Concerts shouldn’t have to be lessons in how to be a decent human being. Sometimes, online they are.
About 40 minutes into City and Colour’s set on Saturday night at the House of Blues, nurse things very nearly descended into chaos. When most crowd-performer relations go sour, sales it starts with a drink (or four). (Did someone say whiskey sours?)
Someone threw a drink up onto stage, singer Dallas Green pointed it out. And after a brief moment, another drink was hurled a few feet from Green’s head.
The crowd was more than willing to out the bro who tossed his drink, and get him tossed from the building. Green was more than willing to let the dude have it: “I’ll give you your money back, too. You can have a free t-shirt on your way out, too, you fucking idiot.”
A brief aside: House of Blues’ drinks are not cheap. They’re small cups, and maybe not the strongest drinks — but throwing an $8 beverage anywhere except back (as in, into your own damn mouth) is insane! Don’t do that. It’s like renting an apartment in Boston, you might as well light your hard-earned money on fire.
Anyway, the dude got ejected, and Green offered the main advice concert-goers should take with them and really internalize before they get drunk and get ejected.
“Nobody in here is better or more important than anyone else,” Green said. “That’s including me, including anybody here [on the stage].”
I swear we’re getting to the music in a few paragraphs, but one more note on the crowd. This was a surprisingly drunken crowd — I observed quite a few instances of fans doubled over near the walls by the bar. The show had a 10 p.m. curfew, for crying out loud! And it wasn’t until later, when Green asked why there were so many hooligans in the streets of Boston dressed up as Santa Claus, that I realized the demographics of this show might line up with an event that had wrapped up earlier in the day. Note to touring bands: maybe avoid playing a major city when SantaCon is happening. (Maybe the city of Boston should just ban SantaCon in general, too.)
Now, the music. City and Colour, touring in support of fifth studio album, If I Should Go Before You, seems to have achieved a full evolution. The new album is a far cry from the singer-songwriter folk project Green started years ago.

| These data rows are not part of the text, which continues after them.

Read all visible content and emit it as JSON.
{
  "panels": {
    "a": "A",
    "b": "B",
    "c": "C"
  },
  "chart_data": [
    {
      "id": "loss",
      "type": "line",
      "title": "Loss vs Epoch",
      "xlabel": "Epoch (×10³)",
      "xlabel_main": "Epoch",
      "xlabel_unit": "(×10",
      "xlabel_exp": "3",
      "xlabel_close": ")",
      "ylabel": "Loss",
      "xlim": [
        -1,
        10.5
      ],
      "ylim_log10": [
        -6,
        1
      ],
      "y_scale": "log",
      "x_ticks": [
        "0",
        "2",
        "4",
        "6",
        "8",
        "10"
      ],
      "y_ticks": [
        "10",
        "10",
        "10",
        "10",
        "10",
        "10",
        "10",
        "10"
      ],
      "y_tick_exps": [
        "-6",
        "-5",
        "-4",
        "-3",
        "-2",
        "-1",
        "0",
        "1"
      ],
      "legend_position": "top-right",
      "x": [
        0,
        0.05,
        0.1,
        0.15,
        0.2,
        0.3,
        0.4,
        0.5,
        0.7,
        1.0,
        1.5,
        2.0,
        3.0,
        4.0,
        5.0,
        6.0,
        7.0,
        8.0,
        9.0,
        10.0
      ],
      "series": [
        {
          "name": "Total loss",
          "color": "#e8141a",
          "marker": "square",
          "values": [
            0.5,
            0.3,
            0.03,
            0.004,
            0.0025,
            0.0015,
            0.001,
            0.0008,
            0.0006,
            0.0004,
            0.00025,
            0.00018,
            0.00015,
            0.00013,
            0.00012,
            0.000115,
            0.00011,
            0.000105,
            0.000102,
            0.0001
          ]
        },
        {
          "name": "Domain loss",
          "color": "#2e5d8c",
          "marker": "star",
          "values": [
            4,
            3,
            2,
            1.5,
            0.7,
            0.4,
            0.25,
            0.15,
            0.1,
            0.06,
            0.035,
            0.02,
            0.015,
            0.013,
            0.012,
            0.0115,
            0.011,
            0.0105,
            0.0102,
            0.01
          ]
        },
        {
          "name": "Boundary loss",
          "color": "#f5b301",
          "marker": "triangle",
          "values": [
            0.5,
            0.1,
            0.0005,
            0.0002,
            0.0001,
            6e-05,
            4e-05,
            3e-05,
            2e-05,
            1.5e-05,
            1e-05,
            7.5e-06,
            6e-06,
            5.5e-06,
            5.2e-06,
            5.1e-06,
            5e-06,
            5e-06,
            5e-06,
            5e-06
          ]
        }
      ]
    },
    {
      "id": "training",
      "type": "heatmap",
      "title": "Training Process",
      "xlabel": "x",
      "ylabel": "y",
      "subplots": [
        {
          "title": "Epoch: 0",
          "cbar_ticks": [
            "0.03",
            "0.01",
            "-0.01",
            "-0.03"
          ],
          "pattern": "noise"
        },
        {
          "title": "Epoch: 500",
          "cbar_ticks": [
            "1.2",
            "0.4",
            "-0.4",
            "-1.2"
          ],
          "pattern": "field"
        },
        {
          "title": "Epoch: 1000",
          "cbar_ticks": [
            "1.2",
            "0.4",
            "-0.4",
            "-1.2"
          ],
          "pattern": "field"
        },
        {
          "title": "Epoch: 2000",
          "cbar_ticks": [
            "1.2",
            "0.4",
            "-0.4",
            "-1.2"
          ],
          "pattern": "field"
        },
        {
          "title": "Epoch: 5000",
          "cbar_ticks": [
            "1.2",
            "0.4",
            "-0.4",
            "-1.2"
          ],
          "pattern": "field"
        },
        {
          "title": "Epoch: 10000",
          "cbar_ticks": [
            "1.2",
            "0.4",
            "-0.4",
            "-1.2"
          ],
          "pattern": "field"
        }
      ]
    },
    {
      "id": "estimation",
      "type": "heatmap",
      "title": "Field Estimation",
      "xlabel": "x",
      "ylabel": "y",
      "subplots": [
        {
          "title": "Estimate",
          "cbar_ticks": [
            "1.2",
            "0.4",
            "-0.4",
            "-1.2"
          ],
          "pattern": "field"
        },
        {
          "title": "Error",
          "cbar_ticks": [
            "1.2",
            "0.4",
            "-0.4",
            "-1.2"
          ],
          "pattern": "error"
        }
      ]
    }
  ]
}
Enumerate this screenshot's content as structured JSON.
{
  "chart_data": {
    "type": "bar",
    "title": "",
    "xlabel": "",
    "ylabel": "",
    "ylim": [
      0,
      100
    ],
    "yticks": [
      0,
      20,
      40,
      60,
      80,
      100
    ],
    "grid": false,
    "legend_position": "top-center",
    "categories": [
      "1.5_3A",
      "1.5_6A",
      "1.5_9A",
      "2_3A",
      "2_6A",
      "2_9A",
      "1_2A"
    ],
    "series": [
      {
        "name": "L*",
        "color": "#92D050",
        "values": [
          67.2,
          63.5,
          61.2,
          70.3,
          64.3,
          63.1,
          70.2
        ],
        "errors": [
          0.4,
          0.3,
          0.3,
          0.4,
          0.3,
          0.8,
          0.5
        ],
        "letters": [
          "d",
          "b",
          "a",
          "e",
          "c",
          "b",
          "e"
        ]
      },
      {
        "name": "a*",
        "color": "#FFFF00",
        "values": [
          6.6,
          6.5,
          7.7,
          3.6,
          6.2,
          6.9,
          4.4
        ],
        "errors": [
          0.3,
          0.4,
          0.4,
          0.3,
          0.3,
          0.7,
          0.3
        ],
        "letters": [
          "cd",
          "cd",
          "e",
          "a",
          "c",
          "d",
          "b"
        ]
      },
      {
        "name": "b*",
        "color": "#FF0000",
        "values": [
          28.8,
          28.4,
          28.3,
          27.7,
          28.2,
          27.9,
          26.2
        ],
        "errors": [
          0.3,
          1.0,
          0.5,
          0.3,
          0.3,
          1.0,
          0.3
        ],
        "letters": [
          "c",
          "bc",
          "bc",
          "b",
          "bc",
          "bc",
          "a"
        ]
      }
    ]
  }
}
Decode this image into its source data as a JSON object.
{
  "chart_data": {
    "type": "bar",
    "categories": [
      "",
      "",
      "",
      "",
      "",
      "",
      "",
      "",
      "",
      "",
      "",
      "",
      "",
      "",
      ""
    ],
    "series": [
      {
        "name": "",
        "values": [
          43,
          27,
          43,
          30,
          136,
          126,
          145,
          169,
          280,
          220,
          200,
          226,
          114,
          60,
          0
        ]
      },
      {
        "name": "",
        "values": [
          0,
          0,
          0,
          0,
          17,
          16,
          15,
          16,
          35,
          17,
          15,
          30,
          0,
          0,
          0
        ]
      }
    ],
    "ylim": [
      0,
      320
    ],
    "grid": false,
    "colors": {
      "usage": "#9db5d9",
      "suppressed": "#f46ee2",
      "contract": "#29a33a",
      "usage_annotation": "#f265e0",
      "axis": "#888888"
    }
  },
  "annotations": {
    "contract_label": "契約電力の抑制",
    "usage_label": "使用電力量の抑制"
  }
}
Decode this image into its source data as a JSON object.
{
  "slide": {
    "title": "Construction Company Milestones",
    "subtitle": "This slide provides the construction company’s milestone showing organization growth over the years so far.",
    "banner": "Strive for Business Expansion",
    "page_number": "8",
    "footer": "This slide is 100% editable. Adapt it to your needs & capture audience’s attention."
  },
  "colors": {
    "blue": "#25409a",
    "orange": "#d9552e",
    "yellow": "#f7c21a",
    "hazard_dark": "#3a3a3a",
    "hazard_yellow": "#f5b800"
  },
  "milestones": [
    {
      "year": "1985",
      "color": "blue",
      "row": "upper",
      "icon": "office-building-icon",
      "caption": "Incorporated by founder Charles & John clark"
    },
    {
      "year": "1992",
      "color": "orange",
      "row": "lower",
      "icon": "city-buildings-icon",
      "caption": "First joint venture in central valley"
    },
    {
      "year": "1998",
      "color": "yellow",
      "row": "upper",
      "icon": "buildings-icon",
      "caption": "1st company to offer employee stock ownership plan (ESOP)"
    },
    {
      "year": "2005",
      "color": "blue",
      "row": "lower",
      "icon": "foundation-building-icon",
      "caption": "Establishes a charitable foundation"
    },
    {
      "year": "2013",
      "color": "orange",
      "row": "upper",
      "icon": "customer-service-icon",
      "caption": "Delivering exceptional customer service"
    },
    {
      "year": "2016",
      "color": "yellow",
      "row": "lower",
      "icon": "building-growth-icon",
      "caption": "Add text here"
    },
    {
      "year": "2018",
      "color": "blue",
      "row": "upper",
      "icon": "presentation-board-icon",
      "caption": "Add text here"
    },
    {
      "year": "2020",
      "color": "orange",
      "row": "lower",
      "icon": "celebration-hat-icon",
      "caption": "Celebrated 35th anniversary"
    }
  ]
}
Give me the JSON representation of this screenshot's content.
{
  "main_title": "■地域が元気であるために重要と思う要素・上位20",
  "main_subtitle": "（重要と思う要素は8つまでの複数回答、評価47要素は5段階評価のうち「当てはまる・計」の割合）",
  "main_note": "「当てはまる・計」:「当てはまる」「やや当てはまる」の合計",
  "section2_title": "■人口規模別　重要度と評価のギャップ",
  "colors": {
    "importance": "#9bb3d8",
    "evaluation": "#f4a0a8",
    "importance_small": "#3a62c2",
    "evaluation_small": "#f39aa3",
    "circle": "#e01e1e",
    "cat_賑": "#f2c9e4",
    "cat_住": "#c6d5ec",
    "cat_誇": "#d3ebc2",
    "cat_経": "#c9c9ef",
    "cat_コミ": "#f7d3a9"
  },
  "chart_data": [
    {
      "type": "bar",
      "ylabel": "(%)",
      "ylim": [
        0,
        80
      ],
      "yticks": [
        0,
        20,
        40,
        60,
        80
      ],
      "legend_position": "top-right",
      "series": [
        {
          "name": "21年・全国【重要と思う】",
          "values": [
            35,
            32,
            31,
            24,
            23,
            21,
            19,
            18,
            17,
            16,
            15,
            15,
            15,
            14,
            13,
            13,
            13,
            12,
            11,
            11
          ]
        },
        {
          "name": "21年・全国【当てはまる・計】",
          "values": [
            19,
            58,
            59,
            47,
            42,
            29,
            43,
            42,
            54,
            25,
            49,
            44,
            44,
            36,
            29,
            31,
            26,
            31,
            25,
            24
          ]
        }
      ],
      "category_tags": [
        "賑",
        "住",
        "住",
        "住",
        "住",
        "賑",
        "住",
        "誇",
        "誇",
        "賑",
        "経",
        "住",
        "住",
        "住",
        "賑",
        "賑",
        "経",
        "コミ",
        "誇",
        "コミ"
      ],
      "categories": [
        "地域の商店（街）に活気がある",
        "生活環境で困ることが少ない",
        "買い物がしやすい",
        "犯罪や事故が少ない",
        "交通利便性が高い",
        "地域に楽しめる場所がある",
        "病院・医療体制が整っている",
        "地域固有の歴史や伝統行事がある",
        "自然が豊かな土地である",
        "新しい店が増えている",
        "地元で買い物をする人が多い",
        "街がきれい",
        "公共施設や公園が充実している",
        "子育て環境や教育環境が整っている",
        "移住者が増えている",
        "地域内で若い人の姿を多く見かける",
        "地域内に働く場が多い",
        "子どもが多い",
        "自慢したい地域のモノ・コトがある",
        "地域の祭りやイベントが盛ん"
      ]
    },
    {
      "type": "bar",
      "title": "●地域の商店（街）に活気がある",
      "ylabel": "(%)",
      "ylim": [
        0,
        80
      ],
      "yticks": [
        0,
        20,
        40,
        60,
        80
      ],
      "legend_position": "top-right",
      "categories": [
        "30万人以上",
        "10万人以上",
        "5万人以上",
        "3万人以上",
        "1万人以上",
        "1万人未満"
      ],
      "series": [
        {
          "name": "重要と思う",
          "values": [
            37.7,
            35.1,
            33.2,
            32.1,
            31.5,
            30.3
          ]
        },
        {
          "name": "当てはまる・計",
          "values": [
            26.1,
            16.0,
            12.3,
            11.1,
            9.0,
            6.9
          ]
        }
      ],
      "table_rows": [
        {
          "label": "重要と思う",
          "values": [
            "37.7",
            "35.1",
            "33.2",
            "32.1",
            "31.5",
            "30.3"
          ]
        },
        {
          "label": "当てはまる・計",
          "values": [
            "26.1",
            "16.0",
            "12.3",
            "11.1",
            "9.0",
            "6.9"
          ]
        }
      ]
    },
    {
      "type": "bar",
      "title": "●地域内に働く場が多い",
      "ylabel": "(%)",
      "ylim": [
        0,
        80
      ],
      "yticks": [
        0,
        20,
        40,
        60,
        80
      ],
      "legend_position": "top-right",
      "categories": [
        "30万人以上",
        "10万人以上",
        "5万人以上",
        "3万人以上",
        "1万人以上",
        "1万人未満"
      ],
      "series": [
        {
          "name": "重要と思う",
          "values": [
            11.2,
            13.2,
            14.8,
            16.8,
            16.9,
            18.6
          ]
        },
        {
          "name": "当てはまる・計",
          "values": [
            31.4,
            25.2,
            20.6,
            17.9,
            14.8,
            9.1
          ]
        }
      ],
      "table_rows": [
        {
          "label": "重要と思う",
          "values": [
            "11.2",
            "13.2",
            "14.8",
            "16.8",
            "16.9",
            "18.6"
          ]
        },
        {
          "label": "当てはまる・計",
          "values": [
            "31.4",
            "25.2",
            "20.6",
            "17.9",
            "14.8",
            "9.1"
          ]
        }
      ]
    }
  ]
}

“Woman,” the show opener, is a nine-minute operatic rock anthem that builds and builds. It upends previous expectations, more so than on other records from the band. The rest of the album — and thus, the rest of the show — never quite reached that kind of grandiosity. New songs “Wasted Love” and “Mizzy C” are both barnburners in their own right.
It benefits from the band having spent so much time on the road together, it seems. This band is very, very strong — with guitar work from Dante Schwebel and bass from the Dead Weather’s Jack Lawrence. Schwebel’s solos on “Grand Optimist” and “Sleeping Sickness” were particularly impressive bits.
Green and company played a very — methodically, even — balanced setlist of around five songs per album. It’s a difficult feat as a band rotates in new material, and it sacrifices some of the freshest songs (new album cuts “Runaway” and “Map of the World” were missed). However, there’s reason to play to every person in the crowd including those who aren’t familiar with the new material — and this album cycle is very young.
Green encored with three solo songs, including “Northern Wind,” a lovely ballad. The band returned to close out with “Hope for Now.” It was a blistering finale to an out of sorts evening.
Bahamas opened for City and Colour, and brought almost-normal, almost-ethereal folk to the stage. Indeed, Bahamas is a contradiction, the songs seem to meander, while its intent is lurking just beneath the surface. “Waves,” off 2014’s Bahamas is Afie, is a fine example of this phenomenon.
It feels like almost a crime that Bahamas has made so few stops in the Boston area of late. Saturday night’s show, plus a show at Great Scott a year ago have been the only two stops in as many years. Let’s hope it won’t be too long before the band headlines a date here soon.
See City and Colour’s tour dates here. See Bahamas tour dates here.